The Lancet Commission has urged the global community that rapid vaccination on a global scale is essential in tempering and, finally, prevailing over COVID-19. This in turn requires equitable access to available vaccine supplies across the world. Alas, such a requirement has not been met.

There has been an unseemly rush by rich countries of the world to acquire vaccine supplies on such a scale that the population of these privileged nations can be vaccinated multiple times. Ten countries of the world apparently account for 75 percent of the world’s vaccine stock. UK ‘pre-ordered’ doses of such magnitude that it can vaccinate its population at least five times. (see Figure 1 below). Meanwhile, 30 countries of the world have not had the opportunity to acquire even a single dose of available vaccines. If the status quo prevails, developing countries will take about three to four years before a significant proportion are vaccinated to reach herd immunity. COVAX , the global mechanism via which poorer parts of the world are, in principle, able to access vaccine doses, has only managed to ‘…acquire over 31 million doses (which has been delivered) …to 57 countries.’ This is pitifully small.

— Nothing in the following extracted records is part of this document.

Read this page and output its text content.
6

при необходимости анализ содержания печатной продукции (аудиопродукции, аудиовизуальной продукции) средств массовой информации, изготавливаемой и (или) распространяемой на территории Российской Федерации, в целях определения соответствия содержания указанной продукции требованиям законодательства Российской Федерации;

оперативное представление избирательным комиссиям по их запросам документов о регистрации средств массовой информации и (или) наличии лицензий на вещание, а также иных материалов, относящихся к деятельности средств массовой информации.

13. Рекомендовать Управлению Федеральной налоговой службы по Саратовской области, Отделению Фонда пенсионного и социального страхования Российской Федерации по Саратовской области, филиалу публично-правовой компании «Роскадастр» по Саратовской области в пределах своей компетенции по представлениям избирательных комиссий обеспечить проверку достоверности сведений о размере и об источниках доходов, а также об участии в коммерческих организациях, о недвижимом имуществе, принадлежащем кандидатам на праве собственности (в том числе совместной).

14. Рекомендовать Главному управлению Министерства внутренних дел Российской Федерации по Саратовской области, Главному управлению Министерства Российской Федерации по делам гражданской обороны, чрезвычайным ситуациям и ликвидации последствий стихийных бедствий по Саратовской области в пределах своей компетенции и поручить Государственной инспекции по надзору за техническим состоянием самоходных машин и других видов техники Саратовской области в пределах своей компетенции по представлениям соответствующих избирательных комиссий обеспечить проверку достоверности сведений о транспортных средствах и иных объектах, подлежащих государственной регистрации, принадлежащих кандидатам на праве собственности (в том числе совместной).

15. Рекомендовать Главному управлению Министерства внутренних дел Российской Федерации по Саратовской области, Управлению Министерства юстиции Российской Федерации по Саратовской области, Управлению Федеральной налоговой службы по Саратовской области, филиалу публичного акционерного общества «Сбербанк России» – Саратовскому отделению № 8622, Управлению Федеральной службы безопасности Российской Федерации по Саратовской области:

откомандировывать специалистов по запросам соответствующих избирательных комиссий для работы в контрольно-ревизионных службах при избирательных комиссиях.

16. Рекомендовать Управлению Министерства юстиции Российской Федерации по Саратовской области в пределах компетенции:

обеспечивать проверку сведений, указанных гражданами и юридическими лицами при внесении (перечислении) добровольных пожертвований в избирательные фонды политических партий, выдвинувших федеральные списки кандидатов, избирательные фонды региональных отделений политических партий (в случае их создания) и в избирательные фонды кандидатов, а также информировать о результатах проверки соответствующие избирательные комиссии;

There is also the issue of the cost of these vaccines – with two of the most effective ones being so prohibitively expensive that they are outside the reach of the typical developing country. Vaccine producers are also protecting their intellectual property rights through stringent application of patents, making it difficult, if not impossible, for producers in developing countries to replicate vaccine supplies through the dissemination of locally made, generic products.

In sum, there is every reason for critics to be full of rage and allege that the rich countries of the world have, once again, failed to act as true global citizens who care both about the welfare of their citizens as well as others. They have, in effect, acted as unethical ‘hoarders’. WHO was compelled to issue the warning that vaccine inequality is becoming ‘grotesque’ with each passing day.

Intellectual and civic activism against an inequitable and unfair global order must continue. COVID-19 in rich countries cannot be defeated unless it is effectively tackled in the developing world. Accepting the harsh global reality of ‘business-as-usual’ in sullen silence will be tantamount to a failure of our ‘moral imagination’.